Self-Assembled Chiral Photonic Crystals From Colloidal Helices Racemate

TL;DR

This paper demonstrates a bottom-up self-assembly method for creating chiral photonic crystals from colloidal helices racemate, revealing structures with large photonic bandgaps and polarization selectivity, promising for photonic metamaterials.

Contribution

It introduces a simplified simulation approach to self-assemble chiral photonic crystals from colloidal helices racemate, showing potential for scalable photonic device fabrication.

Findings

Identified binary honeycomb and square lattice chiral crystals with opposite-handed helices.

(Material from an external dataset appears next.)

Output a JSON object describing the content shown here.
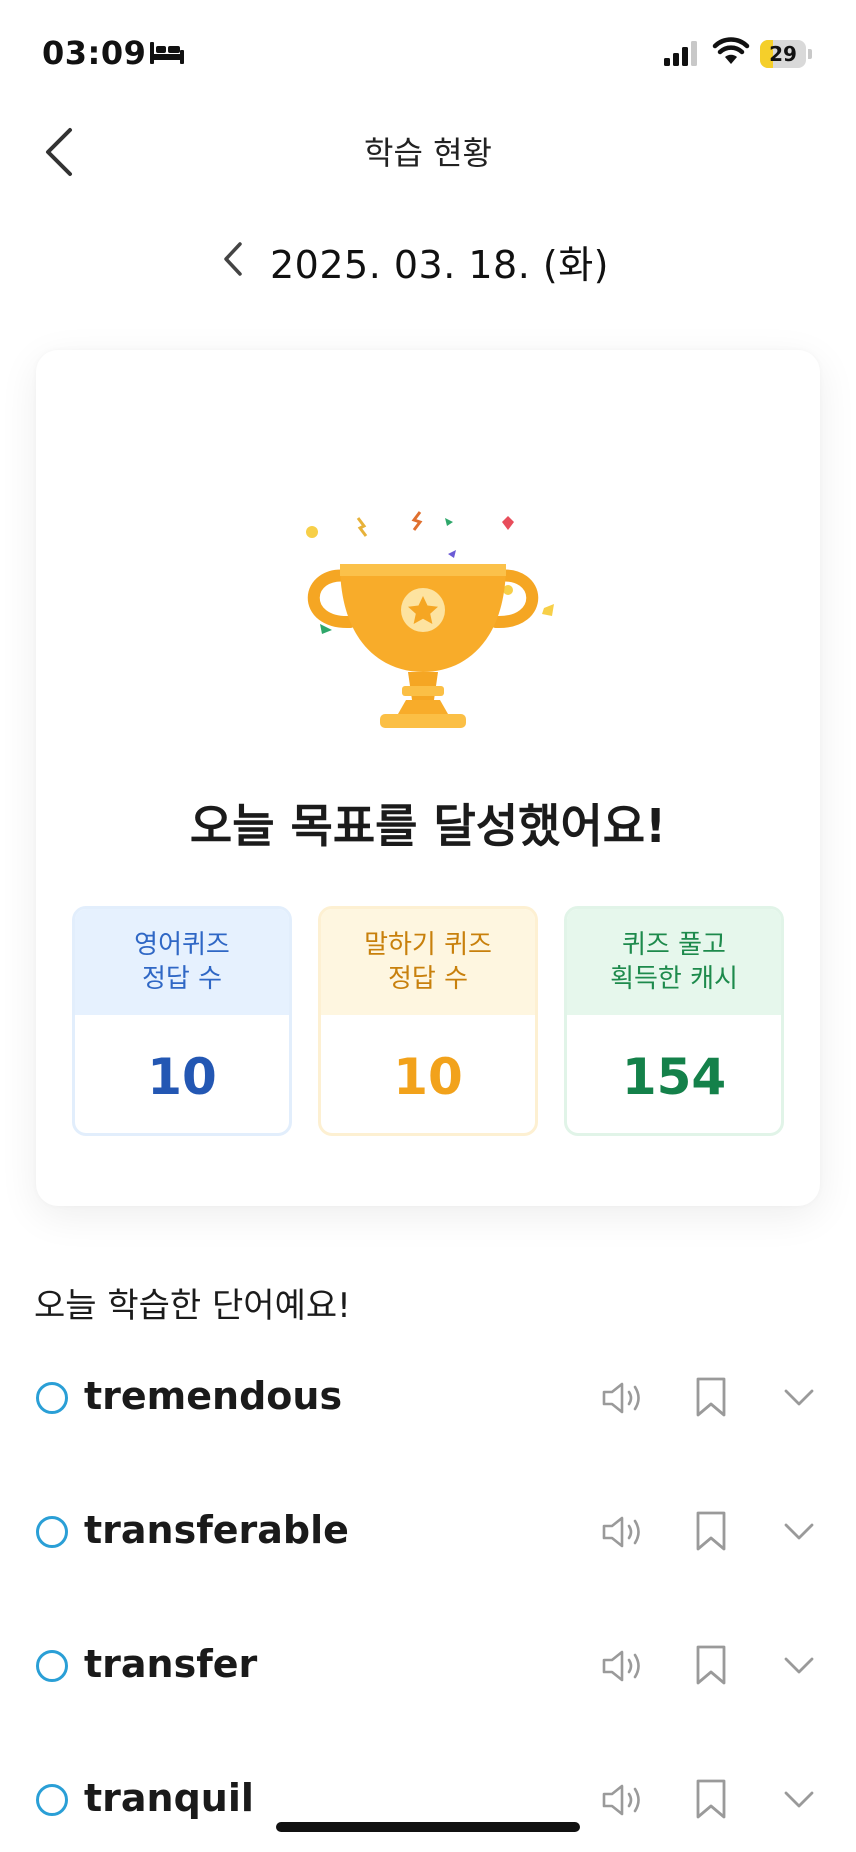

Photonic calculations reveal large complete bandgaps in these chiral structures.

Square crystal exhibits dual polarization bandgaps for circularly polarized light.

Abstract

Chiral crystals consisting of micro-helices have many optical properties while presently available fabrication processes limit their large-scale applications in photonic devices. Here, by using a simplified simulation method, we investigate a bottom-up self-assembly route to build up helical crystals from the smectic monolayer of colloidal helices racemate. With increasing the density, the system undergoes an entropy-driven co-crystallization by forming crystals of various symmetries with different helical shapes. In particular, we identify two crystals of helices arranged in the binary honeycomb and square lattices, which are essentially composed by two sets of opposite-handed chiral crystal. Photonic calculations show that these chiral structures can have large complete photonic bandgaps. In addition, in the self-assembled chiral square crystal, we also find dual polarization bandgaps that selectively forbid the propagation of circularly polarized lights of a specific handedness along the helical axis direction. The self-assembly process in our proposed system is robust, suggesting possibilities of using chiral colloids to assemble photonic metamaterials.